There seems to be an acceptance, even from the board, that Lacey was doing a good job. The academy had direction and organisation and the results were being seen on the pitch.
They were running a high-performing operation, mostly through volunteer coaching.
Maybe this is my player-bias coming out here, but I can’t see what could be more important than that. What is the purpose of an academy if not to improve elite players, individually and collectively, in the county?
Now clearly something wasn’t right.
Lacey, apparently, sought to have a liaison between himself and the county board appointed. That’s never a good sign. Nor is a request for mediation.
So very possibly, the arrangement was doomed from the start. But if the board were so keen on governance guidelines, surely setting down and agreeing them with Lacey in advance of his work beginning would have been a good idea?
McGuinness also claimed that Michael Murphy had been willing to be involved in one of the Donegal underage teams. That isn’t happening now.
At the risk of over-simplification of the situation; McGuinness, Lacey, Kavanagh and Murphy were all interested and available to help Donegal football in different guises this year but, for one reason or another, none of them are.
They are outside the tent looking in. Why?
These kind of disputes tend to sink into a blame game. But really, the reasons are unimportant.
These are big characters. Huge figures.
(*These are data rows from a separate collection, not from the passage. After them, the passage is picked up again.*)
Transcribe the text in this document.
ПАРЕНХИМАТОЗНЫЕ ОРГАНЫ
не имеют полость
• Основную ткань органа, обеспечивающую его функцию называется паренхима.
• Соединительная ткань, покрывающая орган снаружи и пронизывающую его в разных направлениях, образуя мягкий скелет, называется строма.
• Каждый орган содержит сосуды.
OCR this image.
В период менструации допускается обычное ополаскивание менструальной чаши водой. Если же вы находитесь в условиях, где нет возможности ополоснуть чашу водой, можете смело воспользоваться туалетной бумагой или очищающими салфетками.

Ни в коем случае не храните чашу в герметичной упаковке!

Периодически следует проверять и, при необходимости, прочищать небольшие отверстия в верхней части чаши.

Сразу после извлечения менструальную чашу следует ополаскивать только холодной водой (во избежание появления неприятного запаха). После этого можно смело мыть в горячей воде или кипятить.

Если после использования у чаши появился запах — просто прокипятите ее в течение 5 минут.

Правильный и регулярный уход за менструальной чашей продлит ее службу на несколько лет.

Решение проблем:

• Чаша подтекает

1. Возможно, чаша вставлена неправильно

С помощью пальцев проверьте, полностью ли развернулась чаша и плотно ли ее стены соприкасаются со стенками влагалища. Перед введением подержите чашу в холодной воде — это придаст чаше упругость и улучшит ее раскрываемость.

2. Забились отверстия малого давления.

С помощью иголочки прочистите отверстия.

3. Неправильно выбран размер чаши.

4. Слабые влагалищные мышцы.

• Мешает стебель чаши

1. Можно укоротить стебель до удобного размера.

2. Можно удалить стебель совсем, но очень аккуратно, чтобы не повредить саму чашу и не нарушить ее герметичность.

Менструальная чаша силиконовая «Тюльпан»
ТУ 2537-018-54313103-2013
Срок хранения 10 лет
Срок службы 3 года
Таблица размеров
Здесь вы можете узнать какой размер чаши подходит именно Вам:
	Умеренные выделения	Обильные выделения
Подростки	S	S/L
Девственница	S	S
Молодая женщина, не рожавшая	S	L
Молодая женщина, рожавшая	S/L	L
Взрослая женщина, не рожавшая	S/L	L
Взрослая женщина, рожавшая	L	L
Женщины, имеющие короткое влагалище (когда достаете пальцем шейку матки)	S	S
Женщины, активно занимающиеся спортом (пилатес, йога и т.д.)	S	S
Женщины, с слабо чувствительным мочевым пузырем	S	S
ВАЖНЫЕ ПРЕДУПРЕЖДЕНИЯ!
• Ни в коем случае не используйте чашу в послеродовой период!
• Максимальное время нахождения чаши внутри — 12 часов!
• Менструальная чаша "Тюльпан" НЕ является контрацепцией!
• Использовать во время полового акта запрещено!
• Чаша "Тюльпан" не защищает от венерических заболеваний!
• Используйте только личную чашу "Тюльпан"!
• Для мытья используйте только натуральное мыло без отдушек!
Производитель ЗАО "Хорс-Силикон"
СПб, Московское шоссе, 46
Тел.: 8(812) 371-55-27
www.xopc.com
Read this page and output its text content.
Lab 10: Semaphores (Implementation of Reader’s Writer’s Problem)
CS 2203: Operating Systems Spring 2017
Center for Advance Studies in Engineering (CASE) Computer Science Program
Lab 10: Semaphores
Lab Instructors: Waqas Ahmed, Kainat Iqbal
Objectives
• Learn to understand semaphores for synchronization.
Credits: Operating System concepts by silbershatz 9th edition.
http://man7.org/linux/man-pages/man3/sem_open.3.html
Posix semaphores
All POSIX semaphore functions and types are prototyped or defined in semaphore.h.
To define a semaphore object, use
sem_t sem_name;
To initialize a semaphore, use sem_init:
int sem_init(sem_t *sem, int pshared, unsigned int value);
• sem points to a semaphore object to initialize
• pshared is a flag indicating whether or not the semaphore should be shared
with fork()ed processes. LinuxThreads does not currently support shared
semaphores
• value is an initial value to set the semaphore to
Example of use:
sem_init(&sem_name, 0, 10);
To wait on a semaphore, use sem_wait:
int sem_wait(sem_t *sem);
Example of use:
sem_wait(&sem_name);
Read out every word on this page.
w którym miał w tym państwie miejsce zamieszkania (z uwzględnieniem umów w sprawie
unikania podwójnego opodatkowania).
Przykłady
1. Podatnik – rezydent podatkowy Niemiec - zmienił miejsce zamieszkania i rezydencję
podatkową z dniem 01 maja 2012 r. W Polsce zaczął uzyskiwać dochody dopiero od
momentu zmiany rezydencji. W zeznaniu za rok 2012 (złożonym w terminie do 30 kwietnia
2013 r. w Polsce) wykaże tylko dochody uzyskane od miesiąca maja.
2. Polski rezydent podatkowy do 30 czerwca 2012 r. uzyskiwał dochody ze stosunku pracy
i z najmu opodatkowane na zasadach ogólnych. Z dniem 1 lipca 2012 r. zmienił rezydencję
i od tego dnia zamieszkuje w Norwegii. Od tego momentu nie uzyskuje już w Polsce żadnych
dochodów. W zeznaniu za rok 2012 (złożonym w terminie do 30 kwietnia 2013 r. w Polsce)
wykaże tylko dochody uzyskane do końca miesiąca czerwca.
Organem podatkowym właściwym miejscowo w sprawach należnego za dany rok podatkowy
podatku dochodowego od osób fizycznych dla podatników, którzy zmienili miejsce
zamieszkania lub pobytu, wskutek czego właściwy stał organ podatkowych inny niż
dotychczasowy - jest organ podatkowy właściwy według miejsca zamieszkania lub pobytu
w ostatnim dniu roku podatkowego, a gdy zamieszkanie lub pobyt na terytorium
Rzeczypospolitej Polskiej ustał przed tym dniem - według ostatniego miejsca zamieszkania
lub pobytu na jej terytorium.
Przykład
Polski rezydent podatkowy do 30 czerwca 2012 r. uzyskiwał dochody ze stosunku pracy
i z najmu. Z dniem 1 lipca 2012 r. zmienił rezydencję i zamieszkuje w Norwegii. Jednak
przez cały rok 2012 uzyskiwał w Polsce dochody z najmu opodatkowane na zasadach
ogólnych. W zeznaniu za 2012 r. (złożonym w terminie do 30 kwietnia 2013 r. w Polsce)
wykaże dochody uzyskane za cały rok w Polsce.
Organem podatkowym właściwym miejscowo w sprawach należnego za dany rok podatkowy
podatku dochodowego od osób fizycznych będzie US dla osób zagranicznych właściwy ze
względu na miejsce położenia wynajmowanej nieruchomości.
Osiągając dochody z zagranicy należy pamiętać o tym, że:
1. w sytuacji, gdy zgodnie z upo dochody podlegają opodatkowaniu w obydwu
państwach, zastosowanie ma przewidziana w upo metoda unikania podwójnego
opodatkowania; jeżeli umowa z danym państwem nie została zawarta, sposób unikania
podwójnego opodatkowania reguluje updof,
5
No county has enough expertise and experience that they can thrive without the help of people like that.
I know McGuinness had his issues with the county board in the past. He was overlooked for the job when, infamously, they couldn’t find a working projector so he could make his pitch.
But we’re dealing with too many people involved here for it to be a simple clash of personalities. It’s a glib thing to say, but there are no winners here and, clearly, Donegal football is the big loser.
People can make their own assessment but I know which side of the dispute I’d fall on.